The court’s Dobbs v. Jackson Women’s Health Organization opinion voided the rationale that underpinned Roe, and Obergefell v. Hodges stood on similar reasoning. Although the majority opinion in Dobbs stressed the ruling was limited to abortion, Justice Clarence Thomas’ concurrence called out Obergefell as a ruling to reconsider.

That left Obergefell’s legal team in a position some didn’t think they’d be in just seven years after winning their case—strategizing in case the Supreme Court strikes down that opinion, too.

“I absolutely thought that was not something our country would ever revisit. I still hope that it’s not,” said Shannon Minter, legal director of the National Center for Lesbian Rights. Now, marriage equality lawyers must “go back and fight battles that I thought we would never again have to fight,” he said.

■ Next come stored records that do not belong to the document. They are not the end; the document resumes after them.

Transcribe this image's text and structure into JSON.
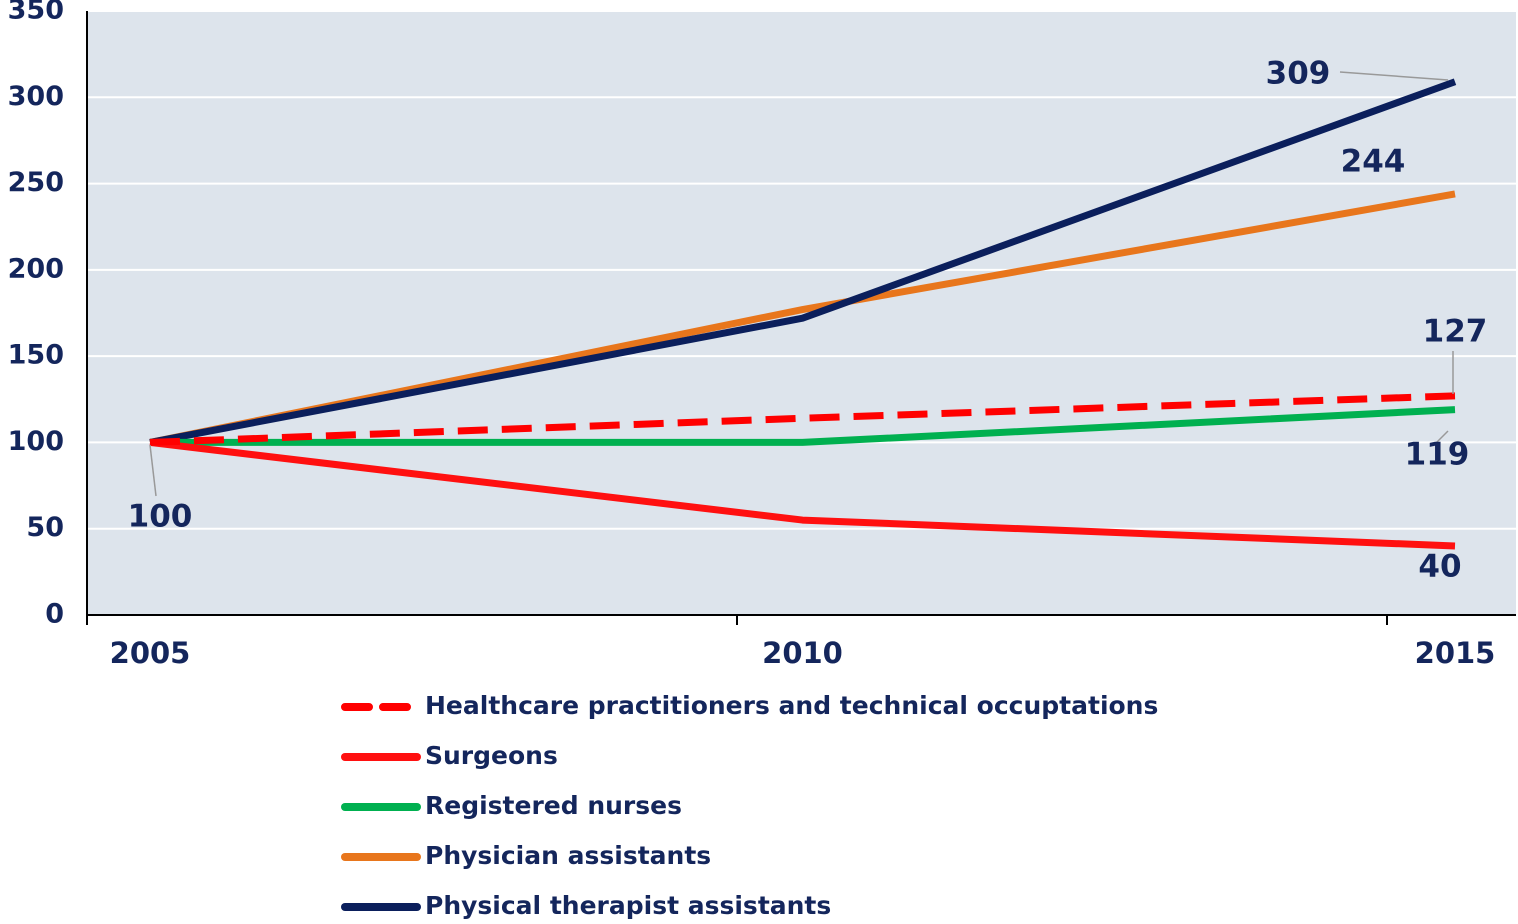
{
  "chart_data": {
    "type": "line",
    "categories": [
      "2005",
      "2010",
      "2015"
    ],
    "series": [
      {
        "name": "Healthcare practitioners and technical occuptations",
        "color": "#ff0000",
        "dashed": true,
        "values": [
          100,
          114,
          127
        ]
      },
      {
        "name": "Surgeons",
        "color": "#ff1010",
        "values": [
          100,
          55,
          40
        ]
      },
      {
        "name": "Registered nurses",
        "color": "#00b050",
        "values": [
          100,
          100,
          119
        ]
      },
      {
        "name": "Physician assistants",
        "color": "#e8761c",
        "values": [
          100,
          177,
          244
        ]
      },
      {
        "name": "Physical therapist assistants",
        "color": "#0b1f5c",
        "values": [
          100,
          172,
          309
        ]
      }
    ],
    "ylim": [
      0,
      350
    ],
    "yticks": [
      0,
      50,
      100,
      150,
      200,
      250,
      300,
      350
    ],
    "grid": true,
    "legend": "bottom"
  }
}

Thomas’ concurrence was just one of many setbacks this year in the legal battle for gay rights. Advocates also are grappling with state laws limiting discussion of LGBTQ issues in schools and targeting transgender youth.

Nevertheless, after 40 years of fighting for marriage equality, Mary Bonauto, who argued Obergefell before the high court, remains undaunted at the prospect of years more litigation ahead.

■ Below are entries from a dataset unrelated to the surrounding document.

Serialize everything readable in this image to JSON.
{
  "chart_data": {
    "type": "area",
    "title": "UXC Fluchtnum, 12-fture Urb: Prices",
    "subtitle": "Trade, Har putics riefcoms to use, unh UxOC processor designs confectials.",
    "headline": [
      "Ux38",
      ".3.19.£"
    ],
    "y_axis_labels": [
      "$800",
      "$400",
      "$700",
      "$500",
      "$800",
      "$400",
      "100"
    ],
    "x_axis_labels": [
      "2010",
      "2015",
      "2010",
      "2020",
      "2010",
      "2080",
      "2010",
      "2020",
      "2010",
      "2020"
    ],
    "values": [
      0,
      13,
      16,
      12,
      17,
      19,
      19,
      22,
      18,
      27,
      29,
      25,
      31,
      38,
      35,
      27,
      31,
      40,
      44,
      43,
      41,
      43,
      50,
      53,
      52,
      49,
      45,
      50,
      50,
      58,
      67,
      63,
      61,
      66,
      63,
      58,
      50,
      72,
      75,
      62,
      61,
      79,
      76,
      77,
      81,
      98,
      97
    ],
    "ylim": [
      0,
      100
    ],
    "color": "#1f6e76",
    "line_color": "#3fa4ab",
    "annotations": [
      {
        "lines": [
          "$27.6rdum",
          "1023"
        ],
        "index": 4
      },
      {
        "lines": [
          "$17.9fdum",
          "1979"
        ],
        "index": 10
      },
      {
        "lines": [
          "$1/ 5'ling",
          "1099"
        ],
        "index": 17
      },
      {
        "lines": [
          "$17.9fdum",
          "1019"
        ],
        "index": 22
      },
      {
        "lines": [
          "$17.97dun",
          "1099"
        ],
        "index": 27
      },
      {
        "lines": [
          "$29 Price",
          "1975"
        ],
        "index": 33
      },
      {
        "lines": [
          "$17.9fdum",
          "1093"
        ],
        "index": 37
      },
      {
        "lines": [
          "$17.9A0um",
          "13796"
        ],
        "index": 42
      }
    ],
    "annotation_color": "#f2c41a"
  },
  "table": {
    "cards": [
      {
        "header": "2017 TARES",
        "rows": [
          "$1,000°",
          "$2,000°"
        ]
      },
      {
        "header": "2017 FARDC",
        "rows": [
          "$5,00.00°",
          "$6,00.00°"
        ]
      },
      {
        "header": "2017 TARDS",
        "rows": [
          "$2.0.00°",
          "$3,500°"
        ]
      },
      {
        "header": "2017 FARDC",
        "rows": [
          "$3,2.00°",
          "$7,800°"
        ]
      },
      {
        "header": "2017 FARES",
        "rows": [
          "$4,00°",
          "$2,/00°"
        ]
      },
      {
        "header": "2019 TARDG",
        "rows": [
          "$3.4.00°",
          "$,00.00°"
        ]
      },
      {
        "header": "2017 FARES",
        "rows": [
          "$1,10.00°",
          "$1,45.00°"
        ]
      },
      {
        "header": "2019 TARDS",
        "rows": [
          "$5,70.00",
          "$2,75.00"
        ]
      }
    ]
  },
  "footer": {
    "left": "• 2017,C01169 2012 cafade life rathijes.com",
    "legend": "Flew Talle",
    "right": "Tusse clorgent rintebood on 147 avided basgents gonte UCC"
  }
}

“We’re in fight mode,” Bonauto said.

Different Histories

Bonauto said she is preparing for the worst, but doesn’t think Obergefell will be the next precedent to fall.

The histories are different, she said. Marriage has long been legally understood as a base of liberty, and Obergefell is rooted partially in the equal protection clause, while Dobbs isn’t. Additionally, lower courts are bound to follow the majority opinion in Dobbs, which says the ruling is limited to abortion.

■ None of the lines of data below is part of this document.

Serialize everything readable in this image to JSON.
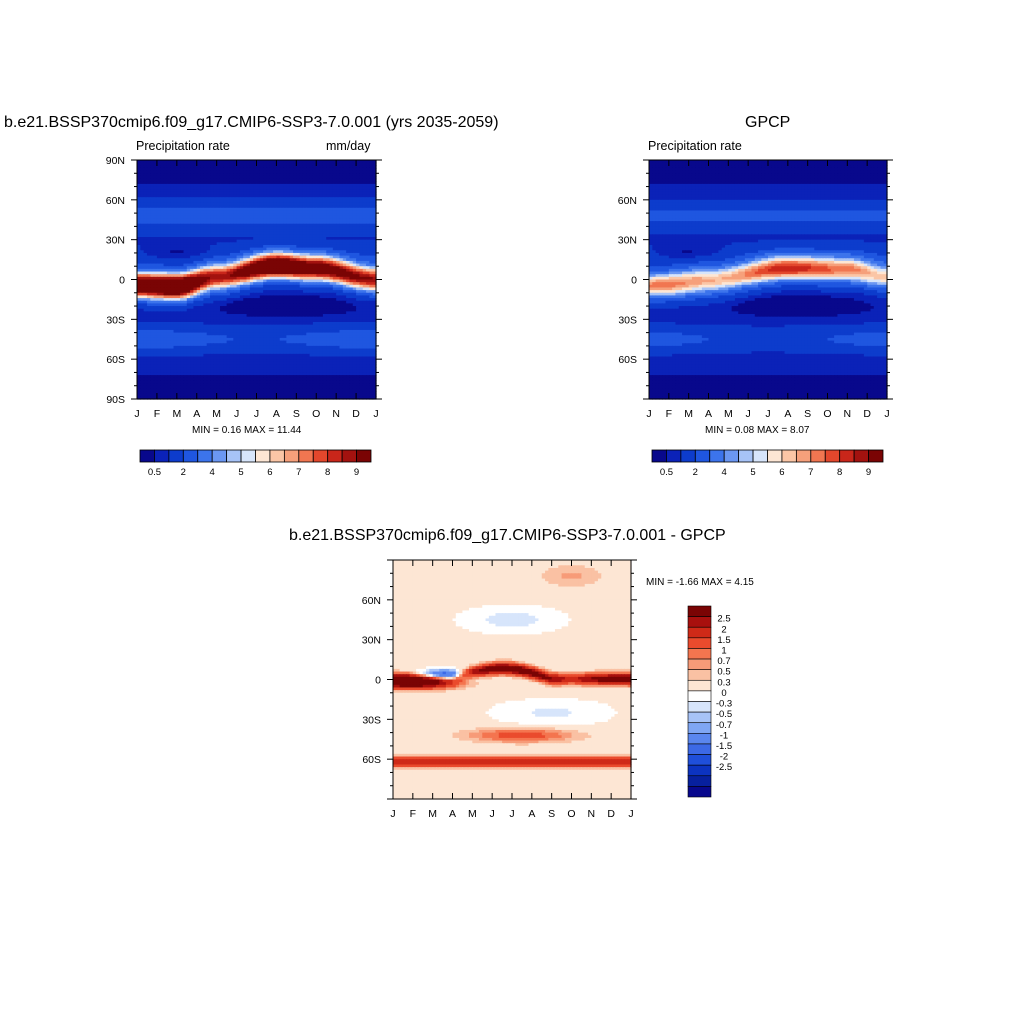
{
  "palette": {
    "abs": [
      "#08088c",
      "#0b22b8",
      "#0d3ccc",
      "#1f56e0",
      "#3c74ec",
      "#6b97f2",
      "#a7c3f7",
      "#d7e5fb",
      "#fde6d4",
      "#fbc6a6",
      "#f6a07b",
      "#f17651",
      "#e3472c",
      "#c9261a",
      "#a3120f",
      "#7a0404"
    ],
    "diff": [
      "#7a0404",
      "#a8100e",
      "#cf2a18",
      "#ea4b2d",
      "#f4754f",
      "#f79b78",
      "#fac1a3",
      "#fde6d4",
      "#ffffff",
      "#d7e5fb",
      "#a7c3f7",
      "#7fa6f3",
      "#5a86ee",
      "#3c69e6",
      "#1f4fda",
      "#0c33c0",
      "#07209e",
      "#08088c"
    ]
  },
  "panels": {
    "left": {
      "title": "b.e21.BSSP370cmip6.f09_g17.CMIP6-SSP3-7.0.001 (yrs 2035-2059)",
      "subtitle_left": "Precipitation rate",
      "subtitle_right": "mm/day",
      "minmax": "MIN =   0.16 MAX =  11.44"
    },
    "right": {
      "title": "GPCP",
      "subtitle_left": "Precipitation rate",
      "subtitle_right": "",
      "minmax": "MIN =   0.08 MAX =   8.07"
    },
    "bottom": {
      "title": "b.e21.BSSP370cmip6.f09_g17.CMIP6-SSP3-7.0.001 - GPCP",
      "minmax": "MIN =  -1.66 MAX =   4.15"
    }
  },
  "chart_data": [
    {
      "type": "heatmap",
      "title": "b.e21.BSSP370cmip6.f09_g17.CMIP6-SSP3-7.0.001 (yrs 2035-2059)",
      "subtitle": "Precipitation rate",
      "units": "mm/day",
      "x_tick_labels": [
        "J",
        "F",
        "M",
        "A",
        "M",
        "J",
        "J",
        "A",
        "S",
        "O",
        "N",
        "D",
        "J"
      ],
      "y_tick_labels": [
        "90N",
        "60N",
        "30N",
        "0",
        "30S",
        "60S",
        "90S"
      ],
      "xlim": [
        0,
        12
      ],
      "ylim": [
        -90,
        90
      ],
      "min": 0.16,
      "max": 11.44,
      "colorbar_labels": [
        "0.5",
        "2",
        "4",
        "5",
        "6",
        "7",
        "8",
        "9"
      ],
      "itcz": [
        {
          "month": 0,
          "lat": -4,
          "peak": 10.5
        },
        {
          "month": 2,
          "lat": -5,
          "peak": 11.4
        },
        {
          "month": 4,
          "lat": 2,
          "peak": 8.5
        },
        {
          "month": 7,
          "lat": 10,
          "peak": 11.2
        },
        {
          "month": 9,
          "lat": 8,
          "peak": 10
        },
        {
          "month": 12,
          "lat": 0,
          "peak": 9
        }
      ]
    },
    {
      "type": "heatmap",
      "title": "GPCP",
      "subtitle": "Precipitation rate",
      "x_tick_labels": [
        "J",
        "F",
        "M",
        "A",
        "M",
        "J",
        "J",
        "A",
        "S",
        "O",
        "N",
        "D",
        "J"
      ],
      "y_tick_labels": [
        "60N",
        "30N",
        "0",
        "30S",
        "60S"
      ],
      "xlim": [
        0,
        12
      ],
      "ylim": [
        -90,
        90
      ],
      "min": 0.08,
      "max": 8.07,
      "colorbar_labels": [
        "0.5",
        "2",
        "4",
        "5",
        "6",
        "7",
        "8",
        "9"
      ],
      "itcz": [
        {
          "month": 0,
          "lat": -4,
          "peak": 6.2
        },
        {
          "month": 3,
          "lat": 0,
          "peak": 6
        },
        {
          "month": 7,
          "lat": 8,
          "peak": 8
        },
        {
          "month": 10,
          "lat": 7,
          "peak": 7
        },
        {
          "month": 12,
          "lat": 2,
          "peak": 6
        }
      ]
    },
    {
      "type": "heatmap",
      "title": "b.e21.BSSP370cmip6.f09_g17.CMIP6-SSP3-7.0.001 - GPCP",
      "x_tick_labels": [
        "J",
        "F",
        "M",
        "A",
        "M",
        "J",
        "J",
        "A",
        "S",
        "O",
        "N",
        "D",
        "J"
      ],
      "y_tick_labels": [
        "60N",
        "30N",
        "0",
        "30S",
        "60S"
      ],
      "xlim": [
        0,
        12
      ],
      "ylim": [
        -90,
        90
      ],
      "min": -1.66,
      "max": 4.15,
      "colorbar_labels": [
        "2.5",
        "2",
        "1.5",
        "1",
        "0.7",
        "0.5",
        "0.3",
        "0",
        "-0.3",
        "-0.5",
        "-0.7",
        "-1",
        "-1.5",
        "-2",
        "-2.5"
      ]
    }
  ]
}
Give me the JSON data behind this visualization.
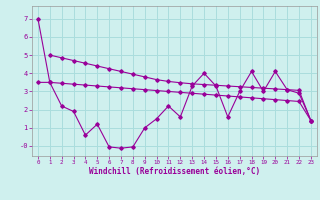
{
  "xlabel": "Windchill (Refroidissement éolien,°C)",
  "bg_color": "#cff0ee",
  "line_color": "#990099",
  "grid_color": "#aadddd",
  "x_ticks": [
    0,
    1,
    2,
    3,
    4,
    5,
    6,
    7,
    8,
    9,
    10,
    11,
    12,
    13,
    14,
    15,
    16,
    17,
    18,
    19,
    20,
    21,
    22,
    23
  ],
  "y_ticks": [
    0,
    1,
    2,
    3,
    4,
    5,
    6,
    7
  ],
  "ylim": [
    -0.55,
    7.7
  ],
  "xlim": [
    -0.5,
    23.5
  ],
  "line1_x": [
    0,
    1,
    2,
    3,
    4,
    5,
    6,
    7,
    8,
    9,
    10,
    11,
    12,
    13,
    14,
    15,
    16,
    17,
    18,
    19,
    20,
    21,
    22,
    23
  ],
  "line1_y": [
    7.0,
    3.5,
    3.45,
    3.4,
    3.35,
    3.3,
    3.25,
    3.2,
    3.15,
    3.1,
    3.05,
    3.0,
    2.95,
    2.9,
    2.85,
    2.8,
    2.75,
    2.7,
    2.65,
    2.6,
    2.55,
    2.5,
    2.45,
    1.4
  ],
  "line2_x": [
    1,
    2,
    3,
    4,
    5,
    6,
    7,
    8,
    9,
    10,
    11,
    12,
    13,
    14,
    15,
    16,
    17,
    18,
    19,
    20,
    21,
    22,
    23
  ],
  "line2_y": [
    5.0,
    4.85,
    4.7,
    4.55,
    4.4,
    4.25,
    4.1,
    3.95,
    3.8,
    3.65,
    3.55,
    3.48,
    3.42,
    3.38,
    3.34,
    3.3,
    3.26,
    3.22,
    3.18,
    3.14,
    3.1,
    3.06,
    1.4
  ],
  "line3_x": [
    0,
    1,
    2,
    3,
    4,
    5,
    6,
    7,
    8,
    9,
    10,
    11,
    12,
    13,
    14,
    15,
    16,
    17,
    18,
    19,
    20,
    21,
    22,
    23
  ],
  "line3_y": [
    3.5,
    3.5,
    2.2,
    1.9,
    0.6,
    1.2,
    -0.05,
    -0.12,
    -0.05,
    1.0,
    1.5,
    2.2,
    1.6,
    3.3,
    4.0,
    3.3,
    1.6,
    3.0,
    4.1,
    3.0,
    4.1,
    3.1,
    2.9,
    1.4
  ]
}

“I believe we are right, and I believe that at the same time, like others, I am concerned about the environment we are in,” Bonauto said.

Douglas Hallward-Driemeier, who argued Obergefell alongside Bonauto, sees marriage protections as inseparable from other substantive due process precedents Thomas threatened in his concurrence. Marriage rights build on the historic advances of the civil rights movement, he said.

State Battles

Minter said he’s never been busier in his three-decade career.

State lawmakers have filed anti-LGBTQ legislation at record numbers this year even prior to the Dobbs ruling, much of which targets transgender people. Minter’s team had already challenged an Alabama law criminalizing medical care for transgender youth, a Utah ban on transgender girls participating in school sports, and Florida’s law limiting discussion of LGBTQ issues in schools.

“It’s not that we’re waiting for something bad to happen in the wake of Dobbs,” said Minter. “It already had begun, and it’s now accelerating at a frantic pace.”

Just as decades of state-by-state litigation laid Obergefell’s roots, Hallward-Driemeier said he expects challenges to marriage equality will push “around the edges of marriage.”

Protections afforded to same-sex married couples are likely to get targeted first, he said.

States have attempted to hollow out marriage protections “since day one” of the Obergefell ruling, Bonauto said. Rearguard attacks include an effort to keep nonbiological same-sex parents from being listed on their children’s birth certificates, which legal advocates successfully challenged.

Calls to the GLBTQ Legal Advocates and Defenders (GLAD), where Bonauto works as director of the Civil Rights Project, have shot up since the Dobbs ruling. Parents wonder how a potential challenge to Obergefell could impact their families, Bonauto said

GLAD, alongside other organizations, published an advisory explaining how people can protect their parent-child relationships, Bonauto said. The group is also working on legislation in states such as Massachusetts to strengthen protections for same-sex parents.

While standing guard over threats to marriage equality, Obergefell’s legal team is ushering in the next cohort of young attorneys to take up the mantle, Minter said.

“I hope they feel a sense of responsibility,” Minter said. “They are in the generational position to make an enormous difference.”